I created Customer Journey Maps for each user type to explain the importance of separately planing the information structure.
Customer Journey Maps helped me to be more explicit with my idea. It also led to more active communication. The stakeholder showed understandings towards the user-centric design. At the same time, I became more enthusiastic about explaining the technology in right context.
I also used these Customer Journey Maps to reconfigure the menu structure.
The menu is structured, so the further down into the menu, the more dedicated the target user becomes, from tech enthusiasts, developer to the enterprises.
The design concepts were coming together. I needed to test the new design before updating the site accessed by developers from 50+ countries daily
I had a mission to create a lean version of the site for the Chinese server. I decided to implement the new design on the China site first, test it, then update the global consumer site.
The conversion rate for the store arrival and SDK download was higher than the original site. I cannot directly compare the results as targeted users were different, but this was positive information for implementing this design onto the global site.
I used mixpanel to carry out further iterations of design. Refining the link positions and wordings.
After several design iterations, I implemented the design to the global site.
I also worked on creating a portal site for the new product. Project North Star is an opensource xR headset. It is made of 3D printable parts and commercially available electrical components. The headset is buildable under $100, aiming to democratise the power of xR.
We already released the beta version of the software on GitHub, with documentations and printable 3D data. However, all other information and news are scattered around the internet.

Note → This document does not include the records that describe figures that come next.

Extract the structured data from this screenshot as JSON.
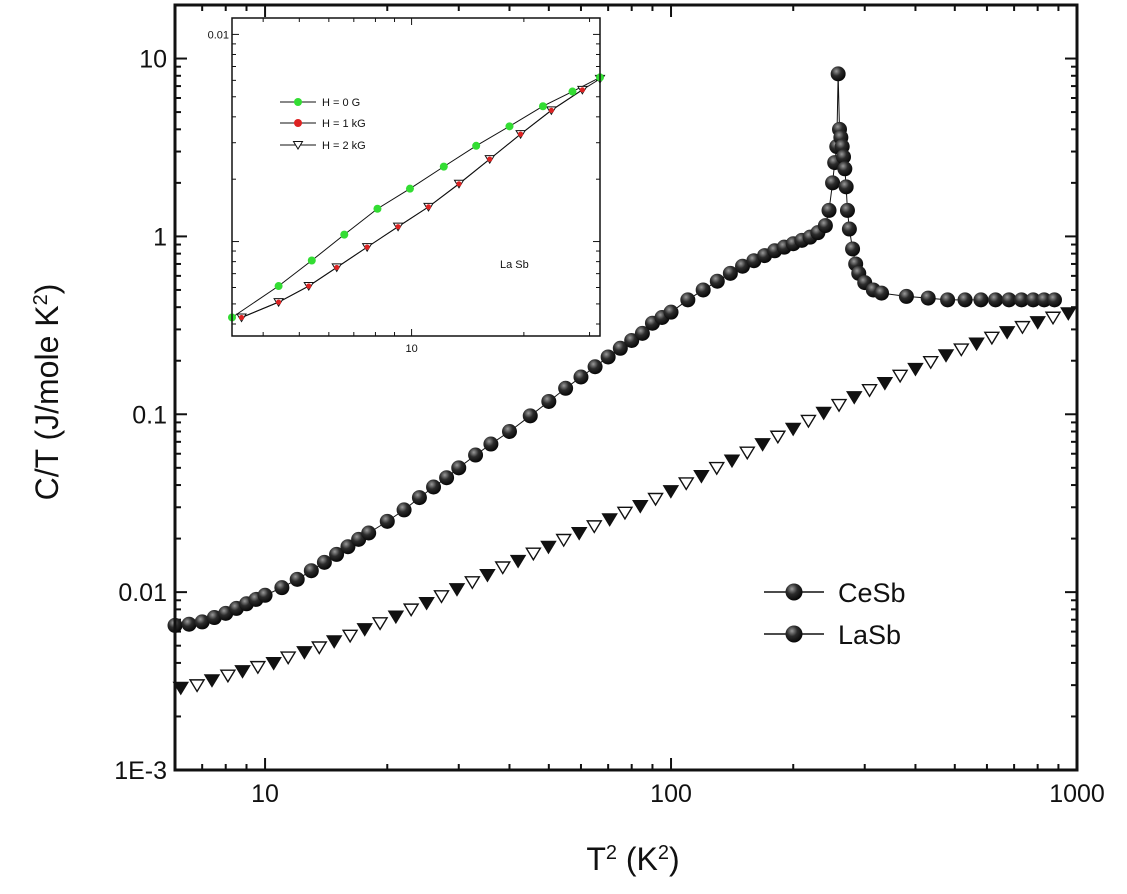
{
  "chart_data": [
    {
      "type": "scatter",
      "x_scale": "log",
      "y_scale": "log",
      "xlim": [
        6,
        1000
      ],
      "ylim": [
        0.001,
        20
      ],
      "xlabel": "T",
      "xlabel_sup": "2",
      "xlabel_units": " (K",
      "xlabel_units_sup": "2",
      "xlabel_units_end": ")",
      "ylabel": "C/T (J/mole K",
      "ylabel_sup": "2",
      "ylabel_end": ")",
      "x_ticks": [
        {
          "value": 10,
          "label": "10"
        },
        {
          "value": 100,
          "label": "100"
        },
        {
          "value": 1000,
          "label": "1000"
        }
      ],
      "y_ticks": [
        {
          "value": 0.001,
          "label": "1E-3"
        },
        {
          "value": 0.01,
          "label": "0.01"
        },
        {
          "value": 0.1,
          "label": "0.1"
        },
        {
          "value": 1,
          "label": "1"
        },
        {
          "value": 10,
          "label": "10"
        }
      ],
      "legend_position": "bottom-right",
      "series": [
        {
          "name": "CeSb",
          "marker": "sphere",
          "color": "#1a1a1a",
          "x": [
            6.0,
            6.5,
            7.0,
            7.5,
            8.0,
            8.5,
            9.0,
            9.5,
            10.0,
            11.0,
            12.0,
            13.0,
            14.0,
            15.0,
            16.0,
            17.0,
            18.0,
            20.0,
            22.0,
            24.0,
            26.0,
            28.0,
            30.0,
            33.0,
            36.0,
            40.0,
            45.0,
            50.0,
            55.0,
            60.0,
            65.0,
            70.0,
            75.0,
            80.0,
            85.0,
            90.0,
            95.0,
            100.0,
            110.0,
            120.0,
            130.0,
            140.0,
            150.0,
            160.0,
            170.0,
            180.0,
            190.0,
            200.0,
            210.0,
            220.0,
            230.0,
            240.0,
            245.0,
            250.0,
            253.0,
            256.0,
            258.0,
            260.0,
            262.0,
            264.0,
            266.0,
            268.0,
            270.0,
            272.0,
            275.0,
            280.0,
            285.0,
            290.0,
            300.0,
            315.0,
            330.0,
            380.0,
            430.0,
            480.0,
            530.0,
            580.0,
            630.0,
            680.0,
            730.0,
            780.0,
            830.0,
            880.0
          ],
          "y": [
            0.0065,
            0.0066,
            0.0068,
            0.0072,
            0.0076,
            0.0081,
            0.0086,
            0.0091,
            0.0096,
            0.0106,
            0.0118,
            0.0132,
            0.0147,
            0.0163,
            0.018,
            0.0198,
            0.0215,
            0.025,
            0.029,
            0.034,
            0.039,
            0.044,
            0.05,
            0.059,
            0.068,
            0.08,
            0.098,
            0.118,
            0.14,
            0.162,
            0.185,
            0.21,
            0.235,
            0.26,
            0.285,
            0.325,
            0.35,
            0.375,
            0.44,
            0.5,
            0.56,
            0.62,
            0.68,
            0.73,
            0.78,
            0.83,
            0.87,
            0.91,
            0.95,
            0.99,
            1.05,
            1.15,
            1.4,
            2.0,
            2.6,
            3.2,
            8.2,
            4.0,
            3.6,
            3.2,
            2.8,
            2.4,
            1.9,
            1.4,
            1.1,
            0.85,
            0.7,
            0.62,
            0.55,
            0.5,
            0.48,
            0.46,
            0.45,
            0.44,
            0.44,
            0.44,
            0.44,
            0.44,
            0.44,
            0.44,
            0.44,
            0.44
          ]
        },
        {
          "name": "LaSb",
          "marker": "triangle-down",
          "color": "#111111",
          "x": [
            6.2,
            6.8,
            7.4,
            8.1,
            8.8,
            9.6,
            10.5,
            11.4,
            12.5,
            13.6,
            14.8,
            16.2,
            17.6,
            19.2,
            21.0,
            22.9,
            25.0,
            27.2,
            29.7,
            32.4,
            35.3,
            38.5,
            42.0,
            45.8,
            49.9,
            54.4,
            59.4,
            64.7,
            70.6,
            77.0,
            84.0,
            91.6,
            99.9,
            109.0,
            118.8,
            129.6,
            141.3,
            154.1,
            168.1,
            183.3,
            199.9,
            218.0,
            237.7,
            259.3,
            282.7,
            308.3,
            336.3,
            366.7,
            400.0,
            436.2,
            475.7,
            518.8,
            565.8,
            617.0,
            672.9,
            733.9,
            800.3,
            872.8,
            951.9
          ],
          "y": [
            0.0029,
            0.003,
            0.0032,
            0.0034,
            0.0036,
            0.0038,
            0.004,
            0.0043,
            0.0046,
            0.0049,
            0.0053,
            0.0057,
            0.0062,
            0.0067,
            0.0073,
            0.008,
            0.0087,
            0.0095,
            0.0104,
            0.0114,
            0.0125,
            0.0138,
            0.015,
            0.0165,
            0.018,
            0.0197,
            0.0215,
            0.0235,
            0.0257,
            0.028,
            0.0305,
            0.0335,
            0.037,
            0.041,
            0.045,
            0.05,
            0.055,
            0.061,
            0.068,
            0.075,
            0.083,
            0.092,
            0.102,
            0.113,
            0.125,
            0.137,
            0.15,
            0.165,
            0.18,
            0.197,
            0.215,
            0.232,
            0.25,
            0.27,
            0.29,
            0.31,
            0.33,
            0.35,
            0.37
          ]
        }
      ]
    },
    {
      "type": "line",
      "inset": true,
      "x_scale": "log",
      "y_scale": "log",
      "xlim": [
        3.3,
        32.0
      ],
      "ylim": [
        0.00035,
        0.012
      ],
      "x_ticks": [
        {
          "value": 10,
          "label": "10"
        }
      ],
      "y_ticks": [
        {
          "value": 0.01,
          "label": "0.01"
        }
      ],
      "annotation": "La Sb",
      "legend_position": "top-left",
      "series": [
        {
          "name": "H = 0 G",
          "marker": "circle",
          "color": "#33dd33",
          "x": [
            3.3,
            4.4,
            5.4,
            6.6,
            8.1,
            9.9,
            12.2,
            14.9,
            18.3,
            22.5,
            27.0,
            32.0
          ],
          "y": [
            0.00043,
            0.00061,
            0.00081,
            0.00108,
            0.00144,
            0.0018,
            0.0023,
            0.0029,
            0.0036,
            0.0045,
            0.0053,
            0.0062
          ]
        },
        {
          "name": "H = 1 kG",
          "marker": "circle",
          "color": "#dd2222",
          "x": [
            3.5,
            4.4,
            5.3,
            6.3,
            7.6,
            9.2,
            11.1,
            13.4,
            16.2,
            19.6,
            23.7,
            28.7
          ],
          "y": [
            0.00043,
            0.00051,
            0.00061,
            0.00075,
            0.00094,
            0.00118,
            0.00147,
            0.0019,
            0.0025,
            0.0033,
            0.0043,
            0.0054
          ]
        },
        {
          "name": "H = 2 kG",
          "marker": "triangle-down",
          "color": "#ffffff",
          "x": [
            3.5,
            4.4,
            5.3,
            6.3,
            7.6,
            9.2,
            11.1,
            13.4,
            16.2,
            19.6,
            23.7,
            28.7,
            32.0
          ],
          "y": [
            0.00043,
            0.00051,
            0.00061,
            0.00075,
            0.00094,
            0.00118,
            0.00147,
            0.0019,
            0.0025,
            0.0033,
            0.0043,
            0.0054,
            0.0061
          ]
        }
      ]
    }
  ]
}
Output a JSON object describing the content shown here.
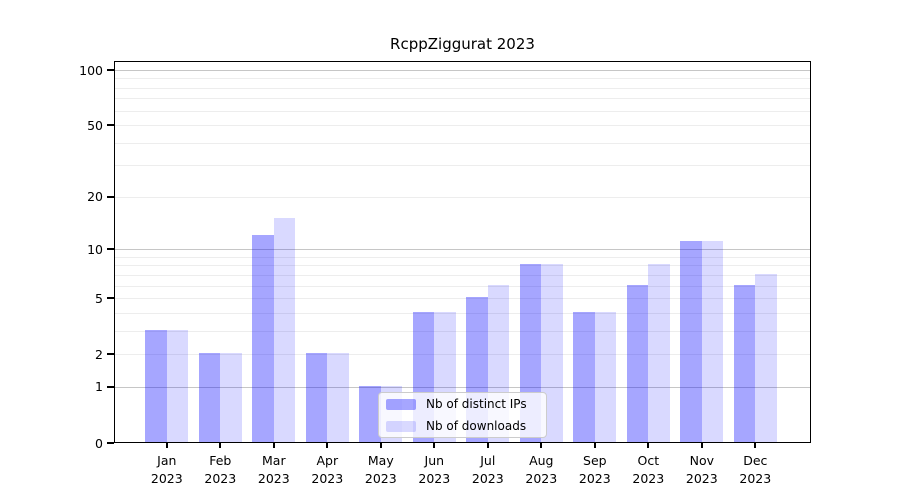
{
  "chart_data": {
    "type": "bar",
    "title": "RcppZiggurat 2023",
    "yscale": "log1p",
    "ylim": [
      0,
      100
    ],
    "grid": {
      "major": [
        1,
        10,
        100
      ],
      "minor": [
        2,
        3,
        4,
        5,
        6,
        7,
        8,
        9,
        20,
        30,
        40,
        50,
        60,
        70,
        80,
        90
      ]
    },
    "ytick_values": [
      0,
      1,
      2,
      5,
      10,
      20,
      50,
      100
    ],
    "ytick_labels": [
      "0",
      "1",
      "2",
      "5",
      "10",
      "20",
      "50",
      "100"
    ],
    "categories": [
      {
        "month": "Jan",
        "year": "2023"
      },
      {
        "month": "Feb",
        "year": "2023"
      },
      {
        "month": "Mar",
        "year": "2023"
      },
      {
        "month": "Apr",
        "year": "2023"
      },
      {
        "month": "May",
        "year": "2023"
      },
      {
        "month": "Jun",
        "year": "2023"
      },
      {
        "month": "Jul",
        "year": "2023"
      },
      {
        "month": "Aug",
        "year": "2023"
      },
      {
        "month": "Sep",
        "year": "2023"
      },
      {
        "month": "Oct",
        "year": "2023"
      },
      {
        "month": "Nov",
        "year": "2023"
      },
      {
        "month": "Dec",
        "year": "2023"
      }
    ],
    "series": [
      {
        "name": "Nb of distinct IPs",
        "color": "rgba(0,0,255,0.35)",
        "values": [
          3,
          2,
          12,
          2,
          1,
          4,
          5,
          8,
          4,
          6,
          11,
          6
        ]
      },
      {
        "name": "Nb of downloads",
        "color": "rgba(0,0,255,0.15)",
        "values": [
          3,
          2,
          15,
          2,
          1,
          4,
          6,
          8,
          4,
          8,
          11,
          7
        ]
      }
    ],
    "legend": {
      "position": "lower center",
      "entries": [
        "Nb of distinct IPs",
        "Nb of downloads"
      ]
    }
  }
}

We needed a place to fannel users to access all files, instructions and news for the official product release.
The first request from the marketing team was to build a community site with forums, news and all downloadable contents.
I presented the stakeholders to make a portal site instead, where we link all existing web services together.

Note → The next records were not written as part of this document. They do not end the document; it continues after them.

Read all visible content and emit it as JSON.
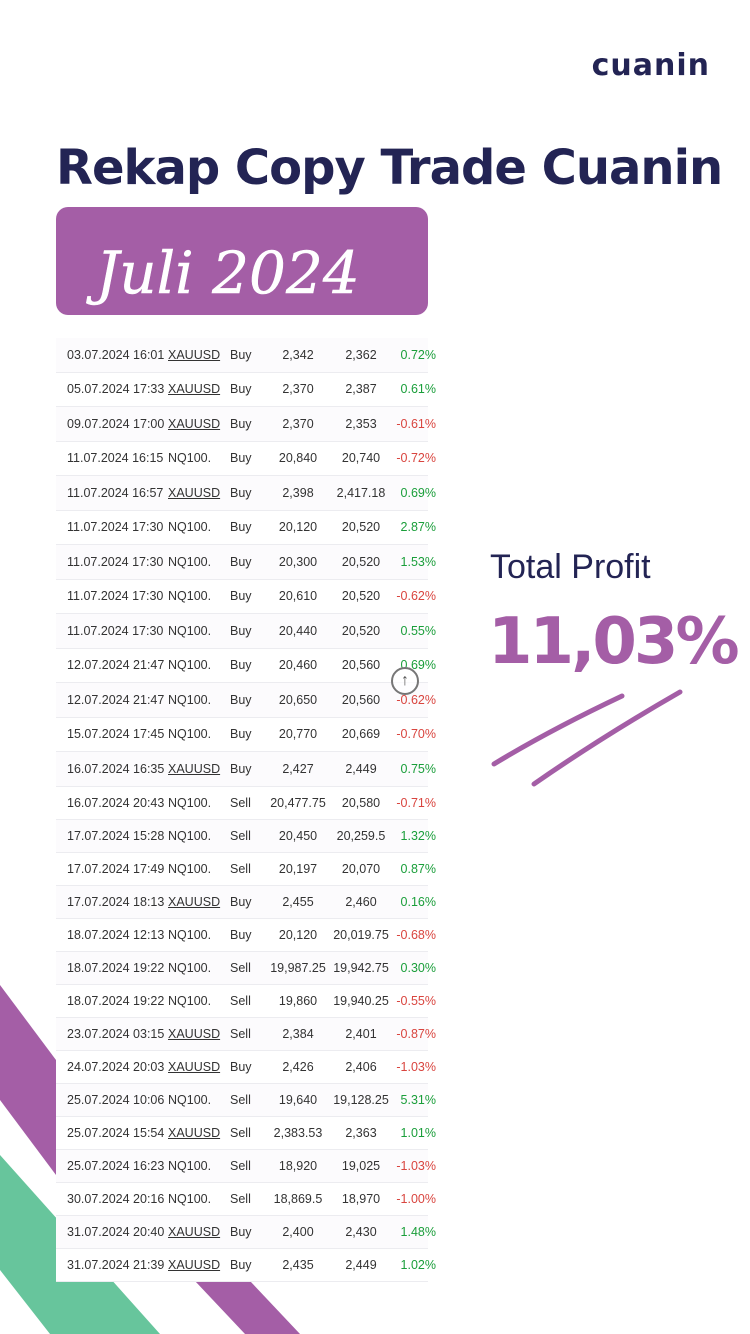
{
  "brand": {
    "logo": "cuanin"
  },
  "header": {
    "title": "Rekap Copy Trade Cuanin",
    "month": "Juli 2024"
  },
  "summary": {
    "label": "Total Profit",
    "value": "11,03%"
  },
  "colors": {
    "navy": "#232454",
    "purple": "#a45ea6",
    "green": "#67c59c",
    "positive": "#1a9e3a",
    "negative": "#d9453f"
  },
  "icons": {
    "scroll": "arrow-up-circle-icon"
  },
  "trades": [
    {
      "date": "03.07.2024 16:01",
      "symbol": "XAUUSD",
      "side": "Buy",
      "open": "2,342",
      "close": "2,362",
      "pct": "0.72%"
    },
    {
      "date": "05.07.2024 17:33",
      "symbol": "XAUUSD",
      "side": "Buy",
      "open": "2,370",
      "close": "2,387",
      "pct": "0.61%"
    },
    {
      "date": "09.07.2024 17:00",
      "symbol": "XAUUSD",
      "side": "Buy",
      "open": "2,370",
      "close": "2,353",
      "pct": "-0.61%"
    },
    {
      "date": "11.07.2024 16:15",
      "symbol": "NQ100.",
      "side": "Buy",
      "open": "20,840",
      "close": "20,740",
      "pct": "-0.72%"
    },
    {
      "date": "11.07.2024 16:57",
      "symbol": "XAUUSD",
      "side": "Buy",
      "open": "2,398",
      "close": "2,417.18",
      "pct": "0.69%"
    },
    {
      "date": "11.07.2024 17:30",
      "symbol": "NQ100.",
      "side": "Buy",
      "open": "20,120",
      "close": "20,520",
      "pct": "2.87%"
    },
    {
      "date": "11.07.2024 17:30",
      "symbol": "NQ100.",
      "side": "Buy",
      "open": "20,300",
      "close": "20,520",
      "pct": "1.53%"
    },
    {
      "date": "11.07.2024 17:30",
      "symbol": "NQ100.",
      "side": "Buy",
      "open": "20,610",
      "close": "20,520",
      "pct": "-0.62%"
    },
    {
      "date": "11.07.2024 17:30",
      "symbol": "NQ100.",
      "side": "Buy",
      "open": "20,440",
      "close": "20,520",
      "pct": "0.55%"
    },
    {
      "date": "12.07.2024 21:47",
      "symbol": "NQ100.",
      "side": "Buy",
      "open": "20,460",
      "close": "20,560",
      "pct": "0.69%"
    },
    {
      "date": "12.07.2024 21:47",
      "symbol": "NQ100.",
      "side": "Buy",
      "open": "20,650",
      "close": "20,560",
      "pct": "-0.62%"
    },
    {
      "date": "15.07.2024 17:45",
      "symbol": "NQ100.",
      "side": "Buy",
      "open": "20,770",
      "close": "20,669",
      "pct": "-0.70%"
    },
    {
      "date": "16.07.2024 16:35",
      "symbol": "XAUUSD",
      "side": "Buy",
      "open": "2,427",
      "close": "2,449",
      "pct": "0.75%"
    },
    {
      "date": "16.07.2024 20:43",
      "symbol": "NQ100.",
      "side": "Sell",
      "open": "20,477.75",
      "close": "20,580",
      "pct": "-0.71%"
    },
    {
      "date": "17.07.2024 15:28",
      "symbol": "NQ100.",
      "side": "Sell",
      "open": "20,450",
      "close": "20,259.5",
      "pct": "1.32%"
    },
    {
      "date": "17.07.2024 17:49",
      "symbol": "NQ100.",
      "side": "Sell",
      "open": "20,197",
      "close": "20,070",
      "pct": "0.87%"
    },
    {
      "date": "17.07.2024 18:13",
      "symbol": "XAUUSD",
      "side": "Buy",
      "open": "2,455",
      "close": "2,460",
      "pct": "0.16%"
    },
    {
      "date": "18.07.2024 12:13",
      "symbol": "NQ100.",
      "side": "Buy",
      "open": "20,120",
      "close": "20,019.75",
      "pct": "-0.68%"
    },
    {
      "date": "18.07.2024 19:22",
      "symbol": "NQ100.",
      "side": "Sell",
      "open": "19,987.25",
      "close": "19,942.75",
      "pct": "0.30%"
    },
    {
      "date": "18.07.2024 19:22",
      "symbol": "NQ100.",
      "side": "Sell",
      "open": "19,860",
      "close": "19,940.25",
      "pct": "-0.55%"
    },
    {
      "date": "23.07.2024 03:15",
      "symbol": "XAUUSD",
      "side": "Sell",
      "open": "2,384",
      "close": "2,401",
      "pct": "-0.87%"
    },
    {
      "date": "24.07.2024 20:03",
      "symbol": "XAUUSD",
      "side": "Buy",
      "open": "2,426",
      "close": "2,406",
      "pct": "-1.03%"
    },
    {
      "date": "25.07.2024 10:06",
      "symbol": "NQ100.",
      "side": "Sell",
      "open": "19,640",
      "close": "19,128.25",
      "pct": "5.31%"
    },
    {
      "date": "25.07.2024 15:54",
      "symbol": "XAUUSD",
      "side": "Sell",
      "open": "2,383.53",
      "close": "2,363",
      "pct": "1.01%"
    },
    {
      "date": "25.07.2024 16:23",
      "symbol": "NQ100.",
      "side": "Sell",
      "open": "18,920",
      "close": "19,025",
      "pct": "-1.03%"
    },
    {
      "date": "30.07.2024 20:16",
      "symbol": "NQ100.",
      "side": "Sell",
      "open": "18,869.5",
      "close": "18,970",
      "pct": "-1.00%"
    },
    {
      "date": "31.07.2024 20:40",
      "symbol": "XAUUSD",
      "side": "Buy",
      "open": "2,400",
      "close": "2,430",
      "pct": "1.48%"
    },
    {
      "date": "31.07.2024 21:39",
      "symbol": "XAUUSD",
      "side": "Buy",
      "open": "2,435",
      "close": "2,449",
      "pct": "1.02%"
    }
  ]
}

This way we can release the site within the limited time frame we had. Also we can avoid updating data in multiple servers, and keep all conversations in one place without making users sign up to another account. This makes maintaining the project much easier too.

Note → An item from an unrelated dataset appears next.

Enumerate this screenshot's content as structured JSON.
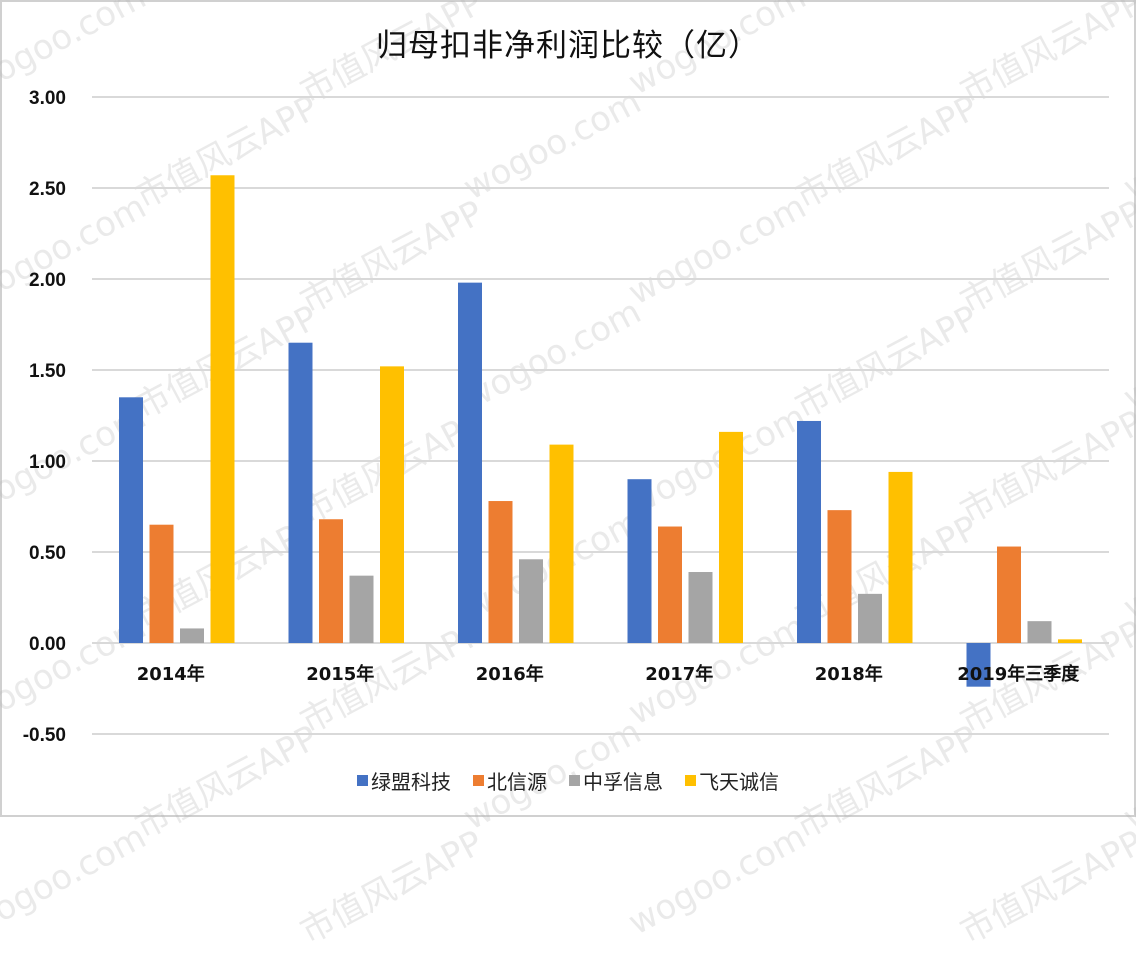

I collaborated with the VP of design in London for visual branding. This was the first opensource project in the company, and we wanted to disassociate with our commercial products.
The targeted users were very niche tech enthusiasts. We went for the technical and underground look. We researched other companies in the field and differentiated our branding to be something new and cutting-edge.
The work environment was extremely high-paced. The core business strategies shift every month or sometimes in 2 weeks. There was a high demand for quickly producing deliverables, move onto the next project. I also commonly experienced sudden holds on the releases.
It was a challenging situation to plan, make and iterate the design carefully. Core stakeholders had different views on the goal or the approach. I have learnt to cope with these stresses and keep finding the best solutions for situations in front of you.
I believed in extreme simplicity and utility - minimise the cognitive load, make the next action most accessible, know what your users know and lead them the shortest distance to intended actions. The beauty will follow if all functions are lean and logical.
In a way, I still believe that. However, I also learned that the enthusiasm of users comes from the individuality and novelty of the service.
I realised by working with people who are serious about creating a future no one has ever seen. Logic makes everything smoother, but to move people's emotions and create new things beyond imaginations, we must rely on the imperfection. Rules are powerful, but at the same time, I need to be conscious it is limiting the possibilities.